Wilgie Mia wattle
- Conservation status: Priority One — Poorly Known Taxa (DEC)

Scientific classification
- Kingdom: Plantae
- Clade: Tracheophytes
- Clade: Angiosperms
- Clade: Eudicots
- Clade: Rosids
- Order: Fabales
- Family: Fabaceae
- Subfamily: Caesalpinioideae
- Clade: Mimosoid clade
- Genus: Acacia
- Species: A. dilloniorum
- Binomial name: Acacia dilloniorum Maslin

= Acacia dilloniorum =

- Genus: Acacia
- Species: dilloniorum
- Authority: Maslin
- Conservation status: P1

Species of legume

Acacia dilloniorum also known as Wilgie Mia wattle, is a species of flowering plant in the family Fabaceae and is endemic to a small area of inland Western Australia. It is an intricately branched shrub with branches dividing into many short, rigid, sharply pointed branchlets, crowded elliptic, oblong, egg-shaped or lance-shaped phyllodes, spherical to oval heads of yellow flowers and narrowly oblong, leathery pods.

==Description==
Acacia dilloniorum is an intricately branched shrub that typically grows to a height of 0.5–1.8 m, its branches glabrous and dividing into many short, straight, rigid, sharply pointed branchlets. Its phyllodes are crowded, elliptic to oblong, egg-shaped to lance-shaped with the narrower end towards the base, mostly 7–12 mm long and 3–5 mm wide with a more or less prominent midrib and a gland near the base of the phyllodes. The flowers are yellow and borne in spherical to oblong heads on a peduncle 8–20 mm long. The pods are narrowly oblong, 25–55 mm long, 4.5–5.5 mm wide, curved, leathery, reddish brown and glabrous. The seeds are oblong, 3.5–4.0 mm long with an aril on one side of the seed.

==Taxonomy==
Acacia dilloniorum was first formally described in 2014 by Bruce Maslin from specimens collected in the Weld Range, west of Cue in 2011. The specific epithet (dilloniorum) honours Steve Dillon and his wife Adrienne Markey, "in recognition of their excellent work during 2005 and 2008 in connection with surveys of greenstone belts and the BIF ranges in southern Western Australia.

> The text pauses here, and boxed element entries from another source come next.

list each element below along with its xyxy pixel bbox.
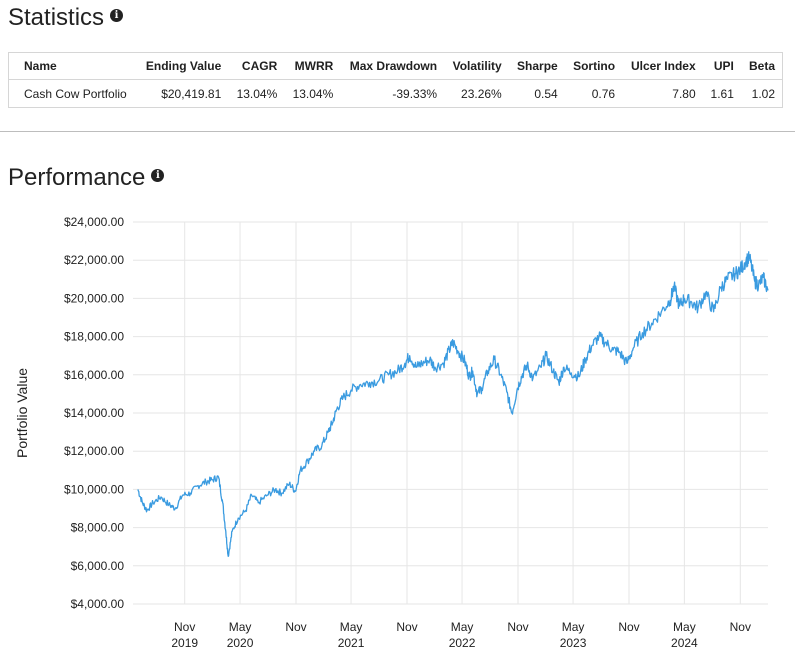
table-cell: 1.02 xyxy=(751,87,775,101)
x-tick-year-label: 2019 xyxy=(171,636,198,650)
y-tick-label: $8,000.00 xyxy=(71,521,125,535)
table-cell: 0.54 xyxy=(534,87,558,101)
x-tick-label: Nov xyxy=(396,620,417,634)
x-tick-label: May xyxy=(673,620,696,634)
table-cell: 13.04% xyxy=(236,87,278,101)
portfolio-value-line[interactable] xyxy=(137,251,769,557)
x-tick-year-label: 2023 xyxy=(560,636,587,650)
performance-chart: $4,000.00 $6,000.00 $8,000.00 $10,000.00 $12… xyxy=(14,215,769,650)
x-tick-label: May xyxy=(340,620,363,634)
statistics-table: Name Ending Value CAGR MWRR Max Drawdown… xyxy=(9,53,782,108)
column-header[interactable]: Sortino xyxy=(564,53,623,80)
x-tick-label: Nov xyxy=(174,620,195,634)
x-tick-label: Nov xyxy=(507,620,528,634)
table-row: Cash Cow Portfolio $20,419.81 13.04% 13.… xyxy=(9,80,782,109)
y-tick-label: $22,000.00 xyxy=(64,253,124,267)
table-cell: 7.80 xyxy=(672,87,696,101)
x-tick-year-label: 2024 xyxy=(671,636,698,650)
y-tick-label: $24,000.00 xyxy=(64,215,124,229)
column-header[interactable]: Volatility xyxy=(444,53,509,80)
column-header[interactable]: Sharpe xyxy=(508,53,565,80)
column-header[interactable]: Beta xyxy=(740,53,782,80)
x-tick-label: Nov xyxy=(730,620,751,634)
y-tick-label: $14,000.00 xyxy=(64,406,124,420)
y-tick-label: $12,000.00 xyxy=(64,444,124,458)
y-axis-ticks: $4,000.00 $6,000.00 $8,000.00 $10,000.00 $12… xyxy=(64,215,124,611)
table-cell: $20,419.81 xyxy=(161,87,222,101)
chart-grid xyxy=(133,221,768,605)
x-axis-ticks: Nov 2019 May 2020 Nov May 2021 Nov May 2022 Nov May… xyxy=(171,620,751,650)
info-icon[interactable]: i xyxy=(110,9,124,23)
x-tick-label: May xyxy=(451,620,474,634)
column-header[interactable]: Ulcer Index xyxy=(622,53,703,80)
x-tick-label: May xyxy=(229,620,252,634)
y-tick-label: $6,000.00 xyxy=(71,559,125,573)
statistics-table-container: Name Ending Value CAGR MWRR Max Drawdown… xyxy=(8,52,783,108)
table-header-row: Name Ending Value CAGR MWRR Max Drawdown… xyxy=(9,53,782,80)
column-header[interactable]: Max Drawdown xyxy=(340,53,445,80)
y-tick-label: $16,000.00 xyxy=(64,368,124,382)
y-tick-label: $20,000.00 xyxy=(64,291,124,305)
chart-series xyxy=(137,251,769,557)
y-axis-title: Portfolio Value xyxy=(14,368,30,458)
x-tick-year-label: 2022 xyxy=(449,636,476,650)
statistics-title: Statistics i xyxy=(8,4,124,31)
info-icon[interactable]: i xyxy=(151,169,165,183)
performance-title: Performance i xyxy=(8,164,165,191)
table-cell: -39.33% xyxy=(392,87,438,101)
x-tick-label: Nov xyxy=(285,620,306,634)
table-cell: 13.04% xyxy=(292,87,334,101)
y-tick-label: $10,000.00 xyxy=(64,482,124,496)
performance-title-text: Performance xyxy=(8,164,146,191)
y-tick-label: $18,000.00 xyxy=(64,330,124,344)
y-tick-label: $4,000.00 xyxy=(71,597,125,611)
table-cell-name: Cash Cow Portfolio xyxy=(24,87,127,101)
column-header[interactable]: Ending Value xyxy=(136,53,229,80)
x-tick-label: Nov xyxy=(618,620,639,634)
column-header[interactable]: CAGR xyxy=(228,53,285,80)
column-header[interactable]: MWRR xyxy=(284,53,341,80)
table-cell: 0.76 xyxy=(591,87,616,101)
x-tick-year-label: 2021 xyxy=(338,636,365,650)
table-cell: 23.26% xyxy=(461,87,502,101)
section-divider xyxy=(0,131,795,132)
table-cell: 1.61 xyxy=(710,87,734,101)
statistics-title-text: Statistics xyxy=(8,4,105,31)
x-tick-label: May xyxy=(562,620,585,634)
column-header[interactable]: UPI xyxy=(702,53,741,80)
column-header[interactable]: Name xyxy=(9,53,137,80)
x-tick-year-label: 2020 xyxy=(227,636,254,650)
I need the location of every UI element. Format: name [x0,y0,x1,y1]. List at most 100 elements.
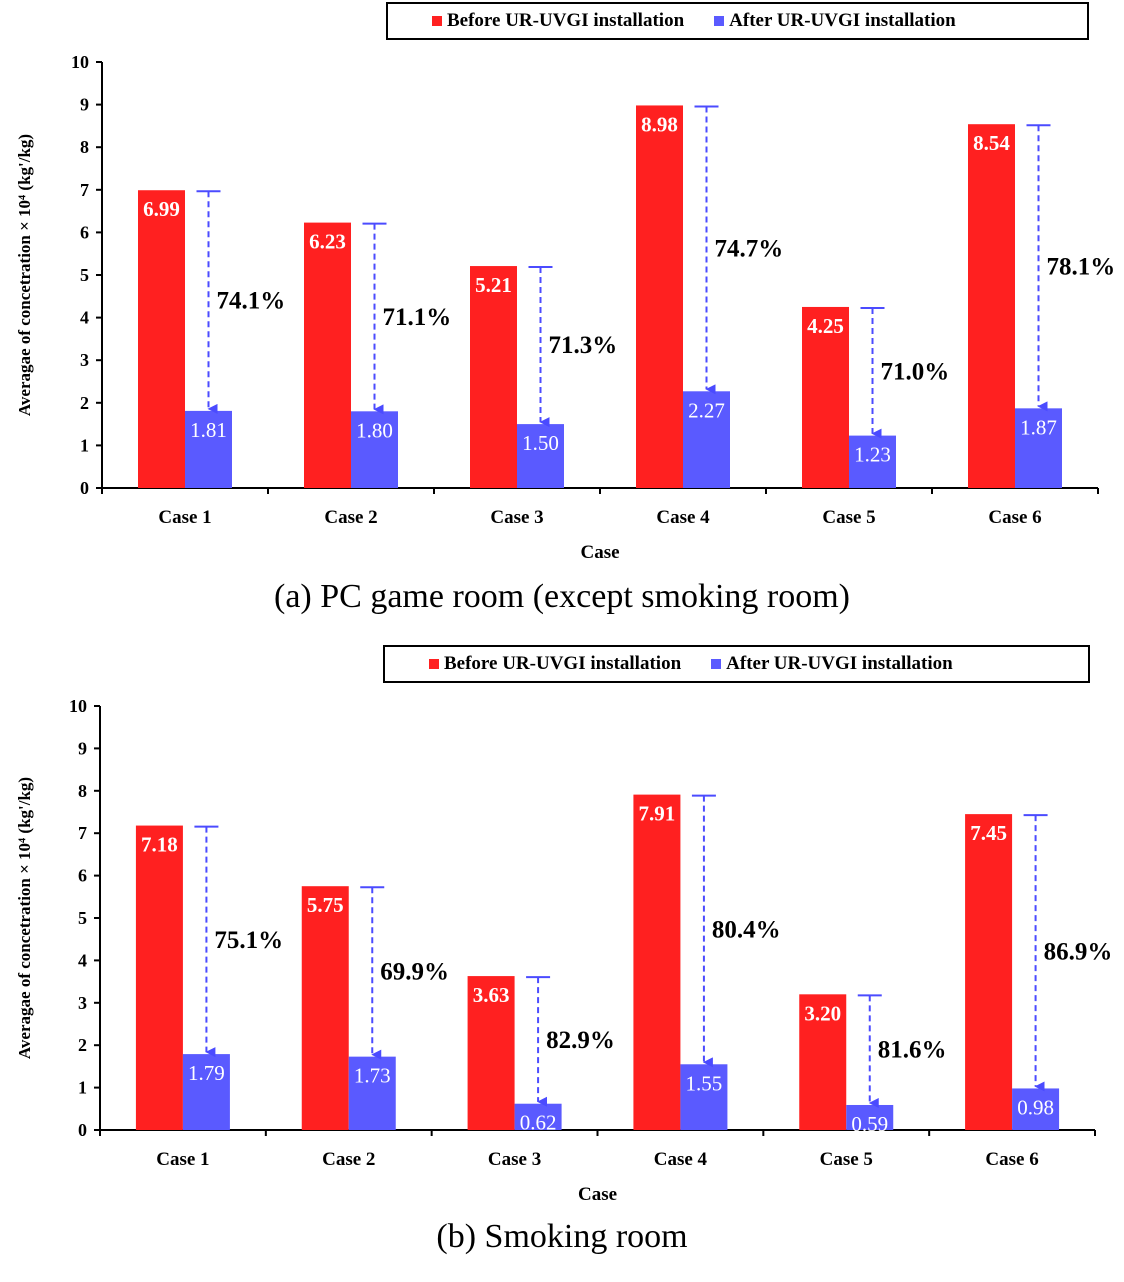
reduction-label: 69.9% [380,958,449,985]
data-label-before: 6.99 [143,197,180,221]
reduction-label: 81.6% [878,1037,947,1064]
y-tick-label: 2 [78,1035,87,1055]
y-tick-label: 8 [78,781,87,801]
legend-swatch-after [711,659,722,669]
data-label-before: 6.23 [309,230,346,254]
reduction-label: 80.4% [712,916,781,943]
bar-before [470,266,517,488]
data-label-before: 3.63 [473,983,510,1007]
y-tick-label: 3 [80,350,89,370]
x-tick-label: Case 5 [822,507,875,528]
chart-panel-b: Before UR-UVGI installation After UR-UVG… [0,642,1124,1282]
bar-chart-a: 0 1 2 3 4 5 6 7 8 9 10 6.99 1.81 74.1% Case 1 6.23 1.80 7… [15,52,1116,563]
bar-chart-b: 0 1 2 3 4 5 6 7 8 9 10 7.18 1.79 75.1% Case 1 5.75 1.73 6… [15,696,1113,1205]
y-tick-label: 9 [78,738,87,758]
chart-panel-a: Before UR-UVGI installation After UR-UVG… [0,0,1124,640]
bar-after [846,1104,894,1130]
data-label-after: 1.50 [522,431,559,455]
bar-before [636,105,683,489]
y-tick-label: 5 [78,908,87,928]
bar-after [1012,1088,1060,1130]
y-tick-label: 0 [78,1120,87,1140]
legend-label-before: Before UR-UVGI installation [447,10,685,31]
y-tick-label: 5 [80,265,89,285]
legend-label-after: After UR-UVGI installation [726,653,953,674]
data-label-after: 1.79 [188,1061,225,1085]
legend-swatch-after [714,16,725,26]
bar-after [514,1103,562,1130]
x-tick-label: Case 4 [656,507,710,528]
y-tick-label: 10 [69,696,87,716]
data-label-after: 1.80 [356,418,393,442]
bar-before [467,976,515,1130]
reduction-label: 71.0% [881,358,950,385]
x-tick-label: Case 4 [654,1149,708,1170]
reduction-label: 75.1% [214,927,283,954]
data-label-before: 4.25 [807,314,844,338]
y-tick-label: 6 [80,222,89,242]
bar-before [968,124,1015,489]
bar-after [182,1054,230,1130]
legend-swatch-before [429,659,439,669]
legend-item-before: Before UR-UVGI installation [432,10,684,32]
bar-after [351,411,398,488]
data-label-before: 5.75 [307,893,344,917]
x-tick-label: Case 6 [988,507,1041,528]
bar-after [849,435,896,488]
bar-before [304,222,351,489]
reduction-label: 86.9% [1044,938,1113,965]
legend-label-before: Before UR-UVGI installation [444,653,682,674]
data-label-after: 1.73 [354,1064,391,1088]
y-tick-label: 6 [78,866,87,886]
data-label-before: 7.91 [639,802,676,826]
data-label-before: 7.45 [970,821,1007,845]
y-axis-title: Averagae of concetration × 10⁴ (kg'/kg) [15,777,34,1059]
bar-after [680,1064,728,1130]
bar-before [138,190,185,488]
bar-after [185,410,232,488]
y-tick-label: 1 [78,1078,87,1098]
y-tick-label: 9 [80,95,89,115]
bar-before [301,886,349,1130]
x-tick-label: Case 6 [985,1149,1038,1170]
y-axis-title: Averagae of concetration × 10⁴ (kg'/kg) [15,134,34,416]
data-label-after: 1.23 [854,443,891,467]
data-label-before: 8.98 [641,112,678,136]
x-tick-label: Case 2 [324,507,377,528]
x-tick-label: Case 3 [488,1149,541,1170]
legend-item-before: Before UR-UVGI installation [429,653,681,675]
y-tick-label: 2 [80,393,89,413]
legend: Before UR-UVGI installation After UR-UVG… [386,2,1089,40]
data-label-before: 7.18 [141,833,178,857]
chart-caption: (a) PC game room (except smoking room) [274,578,850,615]
x-tick-label: Case 3 [490,507,543,528]
data-label-after: 0.59 [851,1112,888,1136]
data-label-before: 3.20 [804,1001,841,1025]
bar-before [633,794,681,1130]
y-tick-label: 3 [78,993,87,1013]
reduction-label: 74.1% [217,288,286,315]
bar-after [1015,408,1062,488]
x-tick-label: Case 5 [820,1149,873,1170]
data-label-after: 2.27 [688,398,725,422]
y-tick-label: 7 [80,180,89,200]
legend-swatch-before [432,16,442,26]
chart-caption: (b) Smoking room [436,1218,688,1255]
legend-item-after: After UR-UVGI installation [711,653,953,675]
x-tick-label: Case 2 [322,1149,375,1170]
bar-before [965,814,1013,1130]
legend-item-after: After UR-UVGI installation [714,10,956,32]
data-label-after: 1.87 [1020,415,1057,439]
reduction-label: 71.1% [383,304,452,331]
reduction-label: 71.3% [549,332,618,359]
reduction-label: 78.1% [1047,253,1116,280]
bar-after [683,391,730,488]
x-tick-label: Case 1 [156,1149,209,1170]
bar-before [135,825,183,1130]
bar-before [802,306,849,488]
data-label-after: 1.81 [190,418,227,442]
y-tick-label: 10 [71,52,89,72]
y-tick-label: 1 [80,435,89,455]
bar-before [799,994,847,1130]
x-axis-title: Case [580,542,619,563]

==Distribution and habitat==
Wilgie Mia wattle grows in red clay-loam on low ranges, often with outcropping basalt in tall, open shrubland and is only known from the Weld Range about 60 km north-west of Cue.

==Conservation status==
Acacia dilloniorum is listed as "Priority One" by the Government of Western Australia Department of Biodiversity, Conservation and Attractions, meaning that it is known from only one or a few locations that are potentially at risk.